The two exceptions, where “accent believing” people were a little more sensitive, were the two features that people sometimes talk about and have names for: how northern Ohioans sometimes say the vowel in “cat” differently than central Ohioans (people might talk about “Cleveland a’s” or say “Akron” in a distinctive way to refer to it). People who thought northern Ohio has an accent seemed to be a little more sensitive to this pronunciation than others. The other exception was the pin-pen merger, found in many rural parts of Ohio and also throughout the US South and its diaspora areas. Someone with this feature pronounces words like pin and tin and words like pen and ten so that they sound the same. We found that people who thought rural and southern Ohio have an accent seemed more sensitive to this pronunciation.

We learned from our study that mostly the idea of an accent (like thinking southern Ohio is a place where people have accents) isn’t associated with having a “good ear” for accents.

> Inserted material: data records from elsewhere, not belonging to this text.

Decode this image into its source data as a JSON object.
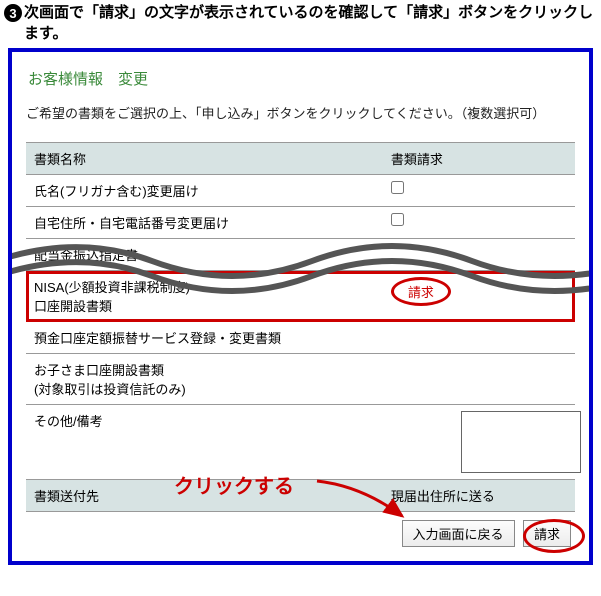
{
  "instruction": {
    "number": "3",
    "text": "次画面で「請求」の文字が表示されているのを確認して「請求」ボタンをクリックします。"
  },
  "page_title": "お客様情報　変更",
  "description": "ご希望の書類をご選択の上、「申し込み」ボタンをクリックしてください。（複数選択可）",
  "table": {
    "header_name": "書類名称",
    "header_request": "書類請求",
    "row1": "氏名(フリガナ含む)変更届け",
    "row2": "自宅住所・自宅電話番号変更届け",
    "row3": "配当金振込指定書",
    "row4_line1": "NISA(少額投資非課税制度)",
    "row4_line2": "口座開設書類",
    "row4_badge": "請求",
    "row5": "預金口座定額振替サービス登録・変更書類",
    "row6_line1": "お子さま口座開設書類",
    "row6_line2": "(対象取引は投資信託のみ)",
    "remarks_label": "その他/備考"
  },
  "destination": {
    "label": "書類送付先",
    "value": "現届出住所に送る"
  },
  "buttons": {
    "back": "入力画面に戻る",
    "submit": "請求"
  },
  "callout": "クリックする"
}
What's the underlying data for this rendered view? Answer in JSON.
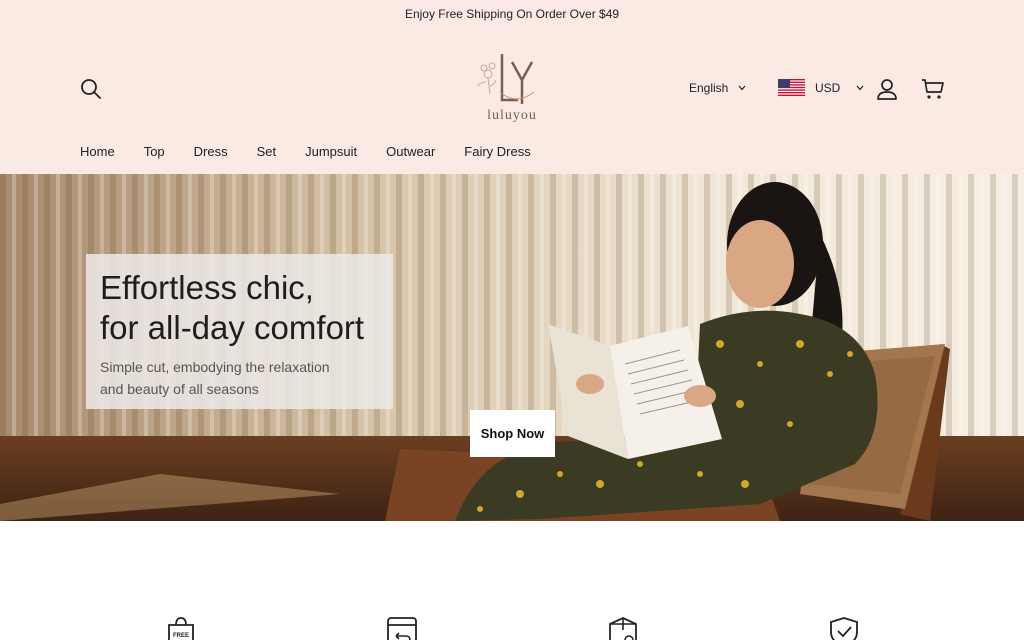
{
  "announcement": "Enjoy Free Shipping On Order Over $49",
  "brand": {
    "name": "luluyou",
    "monogram": "LY"
  },
  "header": {
    "language": "English",
    "currency": "USD"
  },
  "nav": {
    "items": [
      "Home",
      "Top",
      "Dress",
      "Set",
      "Jumpsuit",
      "Outwear",
      "Fairy Dress"
    ]
  },
  "hero": {
    "title_line1": "Effortless chic,",
    "title_line2": "for all-day comfort",
    "subtitle_line1": "Simple cut, embodying the relaxation",
    "subtitle_line2": "and beauty of all seasons",
    "cta": "Shop Now"
  },
  "features": {
    "icons": [
      "free-shipping-bag-icon",
      "returns-icon",
      "package-icon",
      "shield-check-icon"
    ],
    "free_badge": "FREE"
  },
  "colors": {
    "header_bg": "#fbeae4",
    "text": "#222222",
    "logo": "#7a5e4f"
  }
}
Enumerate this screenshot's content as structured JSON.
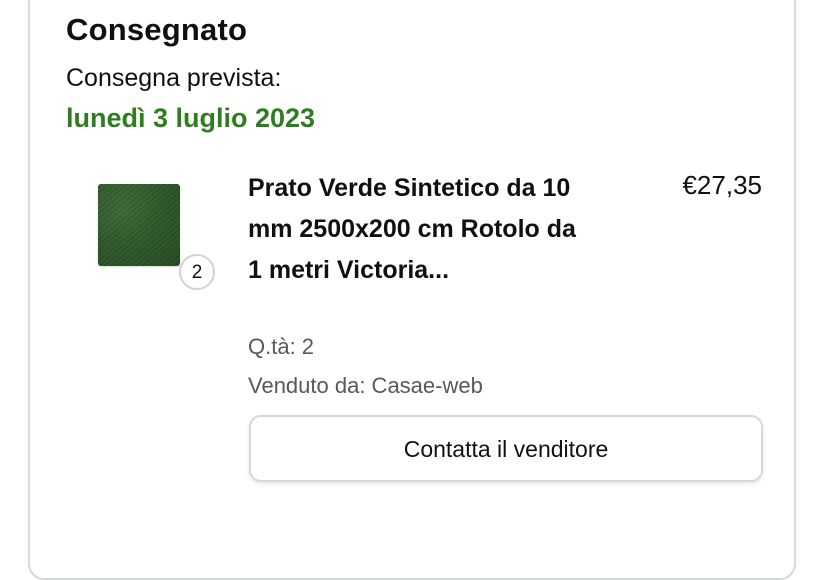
{
  "shipment": {
    "status": "Consegnato",
    "delivery_label": "Consegna prevista:",
    "delivery_date": "lunedì 3 luglio 2023"
  },
  "item": {
    "title": "Prato Verde Sintetico da 10 mm 2500x200 cm Rotolo da 1 metri Victoria...",
    "price": "€27,35",
    "quantity_badge": "2",
    "quantity_line": "Q.tà: 2",
    "seller_line": "Venduto da: Casae-web",
    "image_icon": "artificial-grass-product-image"
  },
  "actions": {
    "contact_seller_label": "Contatta il venditore"
  },
  "colors": {
    "delivery_date": "#2e7d1f",
    "secondary_text": "#565959",
    "border": "#d5d9d9"
  }
}
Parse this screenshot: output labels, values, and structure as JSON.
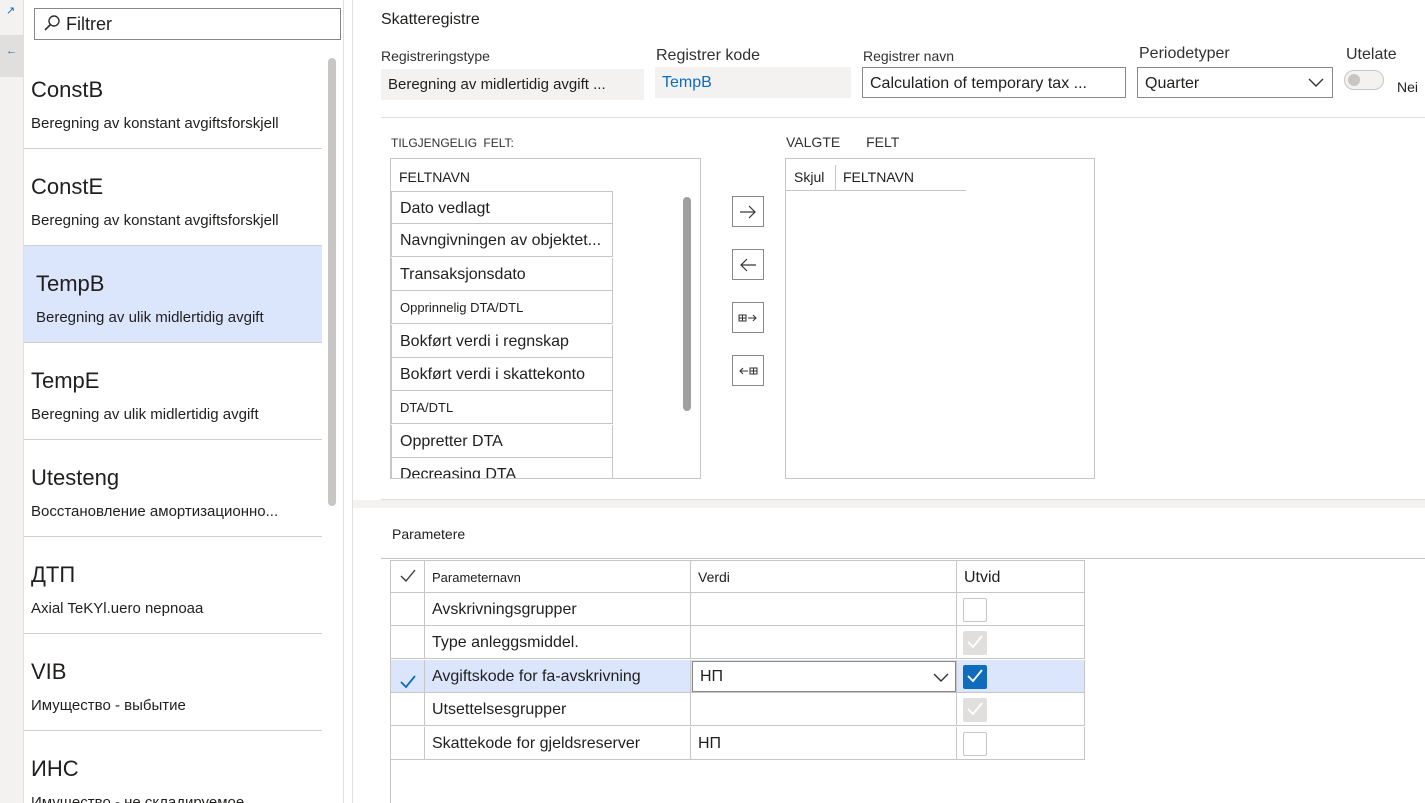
{
  "filter": {
    "placeholder": "Filtrer"
  },
  "list": [
    {
      "code": "ConstB",
      "description": "Beregning av konstant avgiftsforskjell"
    },
    {
      "code": "ConstE",
      "description": "Beregning av konstant avgiftsforskjell"
    },
    {
      "code": "TempB",
      "description": "Beregning av ulik midlertidig avgift",
      "selected": true
    },
    {
      "code": "TempE",
      "description": "Beregning av ulik midlertidig avgift"
    },
    {
      "code": "Utesteng",
      "description": "Восстановление амортизационно..."
    },
    {
      "code": "ДТП",
      "description": "Axial TeKYl.uero nepnoaa"
    },
    {
      "code": "VIB",
      "description": "Имущество - выбытие"
    },
    {
      "code": "ИНС",
      "description": "Имущество - не складируемое"
    }
  ],
  "header": {
    "title": "Skatteregistre",
    "type_label": "Registreringstype",
    "type_value": "Beregning av midlertidig avgift ...",
    "code_label": "Registrer kode",
    "code_value": "TempB",
    "name_label": "Registrer navn",
    "name_value": "Calculation of temporary tax ...",
    "period_label": "Periodetyper",
    "period_value": "Quarter",
    "exclude_label": "Utelate",
    "exclude_value": "Nei"
  },
  "fields": {
    "available_caption_1": "TILGJENGELIG",
    "available_caption_2": "FELT:",
    "available_header": "FELTNAVN",
    "available": [
      {
        "label": "Dato vedlagt"
      },
      {
        "label": "Navngivningen av objektet..."
      },
      {
        "label": "Transaksjonsdato"
      },
      {
        "label": "Opprinnelig DTA/DTL",
        "small": true
      },
      {
        "label": "Bokført verdi i regnskap"
      },
      {
        "label": "Bokført verdi i skattekonto"
      },
      {
        "label": "DTA/DTL",
        "small": true
      },
      {
        "label": "Oppretter DTA"
      },
      {
        "label": "Decreasing DTA"
      }
    ],
    "selected_caption_1": "VALGTE",
    "selected_caption_2": "FELT",
    "selected_col_hide": "Skjul",
    "selected_col_name": "FELTNAVN"
  },
  "parameters": {
    "title": "Parametere",
    "columns": {
      "name": "Parameternavn",
      "value": "Verdi",
      "expand": "Utvid"
    },
    "rows": [
      {
        "name": "Avskrivningsgrupper",
        "value": "",
        "expand": "unchecked"
      },
      {
        "name": "Type anleggsmiddel.",
        "value": "",
        "expand": "disabled-checked"
      },
      {
        "name": "Avgiftskode for fa-avskrivning",
        "value": "НП",
        "expand": "checked",
        "selected": true
      },
      {
        "name": "Utsettelsesgrupper",
        "value": "",
        "expand": "disabled-checked"
      },
      {
        "name": "Skattekode for gjeldsreserver",
        "value": "НП",
        "expand": "unchecked"
      }
    ]
  },
  "colors": {
    "accent": "#0f6cbd",
    "selection": "#dbe5fb",
    "code_link": "#0f6cbd"
  }
}
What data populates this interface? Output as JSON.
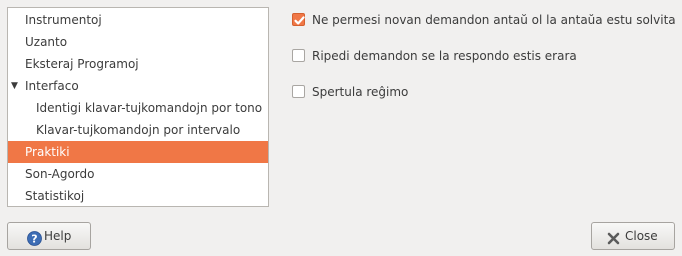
{
  "tree": {
    "items": [
      {
        "label": "Instrumentoj"
      },
      {
        "label": "Uzanto"
      },
      {
        "label": "Eksteraj Programoj"
      },
      {
        "label": "Interfaco",
        "expander": "▼"
      },
      {
        "label": "Identigi klavar-tujkomandojn por tono"
      },
      {
        "label": "Klavar-tujkomandojn por intervalo"
      },
      {
        "label": "Praktiki"
      },
      {
        "label": "Son-Agordo"
      },
      {
        "label": "Statistikoj"
      }
    ]
  },
  "options": [
    {
      "label": "Ne permesi novan demandon antaŭ ol la antaŭa estu solvita",
      "checked": true
    },
    {
      "label": "Ripedi demandon se la respondo estis erara",
      "checked": false
    },
    {
      "label": "Spertula reĝimo",
      "checked": false
    }
  ],
  "buttons": {
    "help_label": "Help",
    "close_label": "Close"
  },
  "colors": {
    "accent": "#f07746",
    "background": "#f1f0ef"
  },
  "icons": {
    "help": "help-icon",
    "close": "close-icon"
  }
}
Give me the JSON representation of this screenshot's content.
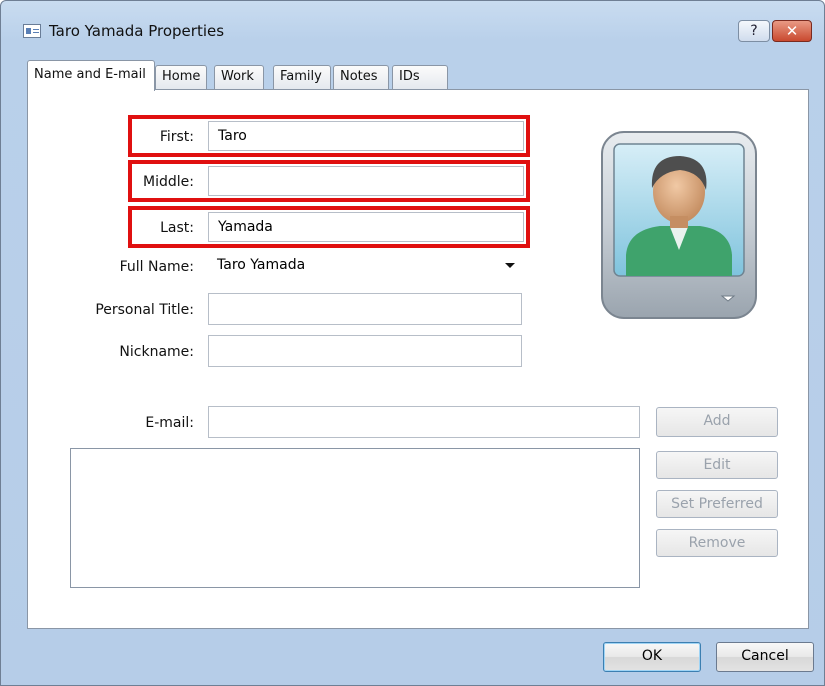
{
  "window": {
    "title": "Taro Yamada Properties",
    "icon": "contact-card-icon"
  },
  "title_buttons": {
    "help": "?",
    "close": "✕"
  },
  "tabs": [
    {
      "label": "Name and E-mail",
      "active": true
    },
    {
      "label": "Home"
    },
    {
      "label": "Work"
    },
    {
      "label": "Family"
    },
    {
      "label": "Notes"
    },
    {
      "label": "IDs"
    }
  ],
  "form": {
    "first_label": "First:",
    "first_value": "Taro",
    "middle_label": "Middle:",
    "middle_value": "",
    "last_label": "Last:",
    "last_value": "Yamada",
    "fullname_label": "Full Name:",
    "fullname_value": "Taro Yamada",
    "title_label": "Personal Title:",
    "title_value": "",
    "nickname_label": "Nickname:",
    "nickname_value": "",
    "email_label": "E-mail:",
    "email_value": ""
  },
  "email_buttons": {
    "add": "Add",
    "edit": "Edit",
    "set_preferred": "Set Preferred",
    "remove": "Remove"
  },
  "footer": {
    "ok": "OK",
    "cancel": "Cancel"
  },
  "colors": {
    "highlight": "#e01010",
    "window_frame": "#b9d0ea",
    "avatar_shirt": "#3fa36c"
  }
}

Only features that are themselves talked show any link between the two, and it’s very small. That suggests that thinking someone else has an accent is less about hearing them talk, and more about how you’ve heard them talked about.


Kathryn Campbell-Kibler is an Assistant Professor in the Department of Linguistics who work focuses on sociolinguistics and whose interests include language variation, with an emphasis on the role of the listener in variation; language and sexuality; language and the construction of masculinity; and the role of language in the formation and performance of identity.